That would be where a "link" between two devices is formed using 2 or more physical links, configured to act as a single virtual link using LACP usually. ("Trunks", "Etherchannel", "802.3ad", various names for it depending on vendor).
I have (rarely) had comms affected by a bug in link aggregation whereby after some random amount of time the aggregated link stops passing *some* traffic. I've had this on Nortel as well as VMWare.
To rule out such a bug, disable all physical links in the aggregated link except for one and monitor for a period

Quote from: ralph on February 26, 2018, 09:13:04 AM
We only lose connection between these two controllers. These two servers are the must busy in the cluster. The ISS server has ~200 users and the MCD controller has all the trunks - both SIP and T1.

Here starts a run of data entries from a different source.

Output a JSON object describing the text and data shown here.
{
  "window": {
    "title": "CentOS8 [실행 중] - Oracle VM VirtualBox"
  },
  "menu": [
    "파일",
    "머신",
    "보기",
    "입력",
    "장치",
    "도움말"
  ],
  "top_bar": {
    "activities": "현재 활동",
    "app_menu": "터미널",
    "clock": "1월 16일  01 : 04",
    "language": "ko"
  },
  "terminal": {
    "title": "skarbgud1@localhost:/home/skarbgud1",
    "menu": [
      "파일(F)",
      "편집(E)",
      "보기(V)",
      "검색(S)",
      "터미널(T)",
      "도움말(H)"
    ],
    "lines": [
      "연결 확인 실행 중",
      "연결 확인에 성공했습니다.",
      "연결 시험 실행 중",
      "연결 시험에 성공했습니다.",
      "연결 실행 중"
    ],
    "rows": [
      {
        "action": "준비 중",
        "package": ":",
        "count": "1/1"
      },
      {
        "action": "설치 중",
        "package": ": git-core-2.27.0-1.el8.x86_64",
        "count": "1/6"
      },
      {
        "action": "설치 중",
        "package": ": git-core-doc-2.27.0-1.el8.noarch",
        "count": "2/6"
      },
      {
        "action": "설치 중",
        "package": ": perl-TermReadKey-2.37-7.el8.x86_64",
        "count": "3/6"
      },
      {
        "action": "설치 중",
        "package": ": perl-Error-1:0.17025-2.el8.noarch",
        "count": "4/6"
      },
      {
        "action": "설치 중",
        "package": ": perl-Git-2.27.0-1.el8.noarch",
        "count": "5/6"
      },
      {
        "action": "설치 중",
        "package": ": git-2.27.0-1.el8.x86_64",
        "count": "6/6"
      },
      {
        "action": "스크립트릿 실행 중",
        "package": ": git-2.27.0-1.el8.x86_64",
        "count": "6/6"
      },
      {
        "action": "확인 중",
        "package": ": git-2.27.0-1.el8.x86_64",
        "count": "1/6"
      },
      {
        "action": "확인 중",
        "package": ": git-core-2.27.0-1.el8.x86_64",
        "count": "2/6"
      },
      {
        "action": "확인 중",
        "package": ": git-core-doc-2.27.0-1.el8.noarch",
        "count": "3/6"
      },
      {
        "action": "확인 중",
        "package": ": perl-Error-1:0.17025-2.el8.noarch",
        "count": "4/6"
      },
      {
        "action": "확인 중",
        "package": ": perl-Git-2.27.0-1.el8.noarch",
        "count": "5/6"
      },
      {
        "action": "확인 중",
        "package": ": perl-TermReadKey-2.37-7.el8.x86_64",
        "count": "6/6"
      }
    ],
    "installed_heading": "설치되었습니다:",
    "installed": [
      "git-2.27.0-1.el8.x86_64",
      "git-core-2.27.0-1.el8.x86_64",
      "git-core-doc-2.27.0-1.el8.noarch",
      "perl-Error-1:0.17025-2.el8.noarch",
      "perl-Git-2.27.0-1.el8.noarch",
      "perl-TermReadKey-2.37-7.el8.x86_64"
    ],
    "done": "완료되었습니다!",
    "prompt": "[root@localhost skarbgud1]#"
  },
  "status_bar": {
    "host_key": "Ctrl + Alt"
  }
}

Doesn't sound exceptionally busy, however that's all a matter of perspective from the point of view of the switch - that switch could have some kind of per-protocol rate-limiting configured on its in-path interfaces and it is blocking traffic after it reaches the configured limit. Bit of a stretch really, but you never know, those Nexus switches can be a bit odd, I haven't used them for years.
Title: Re: Systems lose heart beats - IP trunks fail
Post by: ralph on February 27, 2018, 07:41:11 AM: Thanks for the replies.
I took another look at the MCD controller yesterday. I can see that it lost connections to all the other controllers on Saturday. No work was being done on the network.
They just happen to be scheduled for an upgrade in just a little over 2 weeks.
The hardware will be replaced at that time.
We're going to leave a ping against that controller until then.

Ralph